We still celebrated with our next door neighbors, since we already have a lot of contact with them, but we opted not to eat anything together and we always wear masks anyway. We did crafts and exchanged gifts. I made my usual holiday version of Tic-Tac-Toe (Tic-Tac-Snow, lol), and holiday charades cards and my neighbor organized a candy cane reindeer craft and the most adorable mason jar lanterns with these really cool solar lights on the lids. 

It's been a lot more sitting around in our pajamas and reading books this year. I lost weight, exercised more, drank less alcohol and slept enough almost every night. We shifted into full "unschooler" mode for Christmas break. This means that I don't require any particular study or schedule but I log things the kids do that meet academic standards. For instance, we got a game called Sumoku that provides plenty of addition and multiplication practice. Reading books is another obvious one to track. They also keep up with Duolingo on their own (gotta keep the streak going). The kids feel like they are on a break, but never stop learning.

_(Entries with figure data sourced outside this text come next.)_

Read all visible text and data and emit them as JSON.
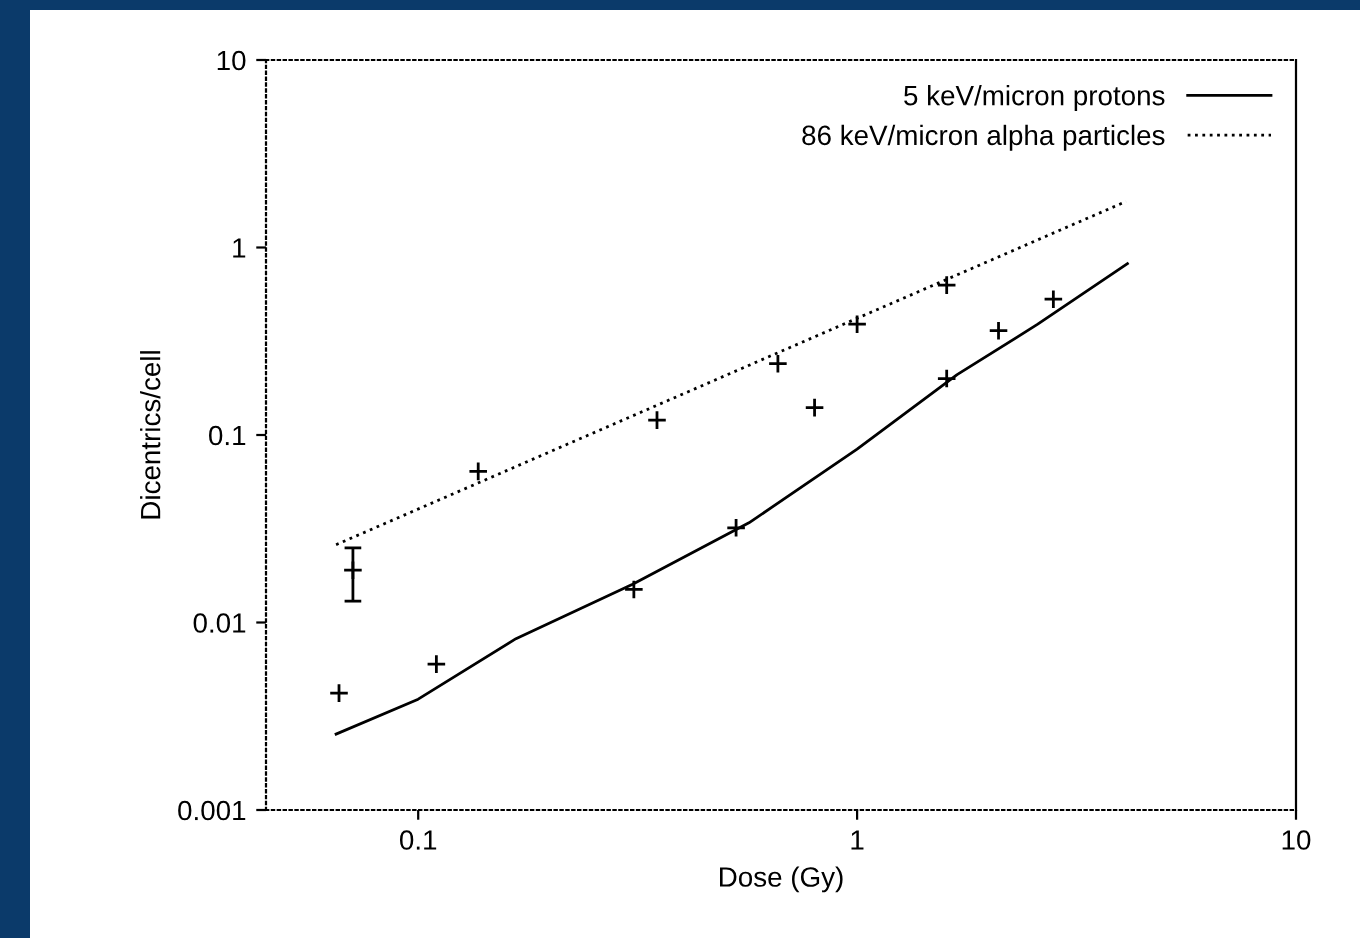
{
  "chart_data": {
    "type": "line",
    "xlabel": "Dose (Gy)",
    "ylabel": "Dicentrics/cell",
    "log": "xy",
    "xlim": [
      0.045,
      10
    ],
    "xticks": [
      0.1,
      1,
      10
    ],
    "ylim": [
      0.001,
      10
    ],
    "yticks": [
      0.001,
      0.01,
      0.1,
      1,
      10
    ],
    "grid": false,
    "legend": "top right",
    "series": [
      {
        "name": "5 keV/micron protons",
        "color": "#000000",
        "line_style": "solid",
        "x": [
          0.065,
          0.1,
          0.167,
          0.308,
          0.567,
          1,
          1.69,
          2.58,
          4.13
        ],
        "values": [
          0.00254,
          0.0039,
          0.0082,
          0.016,
          0.034,
          0.084,
          0.21,
          0.39,
          0.82
        ]
      },
      {
        "name": "86 keV/micron alpha particles",
        "color": "#000000",
        "line_style": "dotted",
        "x": [
          0.065,
          4.1
        ],
        "values": [
          0.026,
          1.76
        ]
      },
      {
        "type": "scatter",
        "color": "#000000",
        "marker": "cross",
        "x": [
          0.066,
          0.11,
          0.31,
          0.53,
          0.8,
          1.6,
          2.1,
          2.8
        ],
        "values": [
          0.0042,
          0.006,
          0.015,
          0.032,
          0.14,
          0.2,
          0.36,
          0.53
        ]
      },
      {
        "type": "scatter",
        "color": "#000000",
        "marker": "cross",
        "x": [
          0.071,
          0.137,
          0.35,
          0.66,
          1,
          1.6
        ],
        "values": [
          0.019,
          0.064,
          0.12,
          0.24,
          0.39,
          0.63
        ],
        "errors": [
          [
            0.013,
            0.025
          ],
          null,
          null,
          null,
          null,
          null
        ]
      }
    ]
  }
}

So, all in all, it has been a weird but still pretty fun holiday season. 

12.16.2020

November Homeschool

November was...a lot. I really don't even know how to wrap my head around a lot of what happened in this country over the past few weeks. We tried to do a civics unit on the election process, but it's kind of difficult to wade through some of the speeches to use them with kids.


We got an epic library order from Ms. Molly, our beloved children's librarian. Everything is curbside right now, but she picks the best books, and there's always something we haven't heard about before. 

We started watching documentaries to learn about people who have different experiences than us. On the heavier side, we watched the Boy Who Harnessed the Wind, which is a fantastic movie, but very sad and scary at times. On the lighter side, we watched a series on Disney called Becoming, which features actors, comedians, and professional athletes and what they had to overcome to get there. 

Marko started working on a lapbook project on Greek gods. Laurel became very motivated to sell nuts and magazines through Girl Scouts and did great at the sale, torching her goals and becoming one of the top sellers in our troop. Max started to sound words out a little bit and I gave him an official "reading lesson" from some of my decoding materials. Some kids don't need very much instruction in decoding, so we'll see if he asks for more lessons, or just starts reading. Marko is almost done with the second grade math curriculum. I'm not sure what to do about that for the rest of the year. He does Handwriting Without Tears every day with me and that does seem to be helping his penmanship a lot. He continues to balk at righting in a journal, but he does like dictating stories into Google Docs. 

December is always a tough month for school, whether in a building or homeschooling. I think we're going to ditch math for the month and double down on art and music. We made some silhouette art for the front window that is gorgeous at night.

Happy Thanksgiving! I am so grateful for friends and family who have adapted to new ways of staying in touch with us and making us feel connected and loved during this crazy year.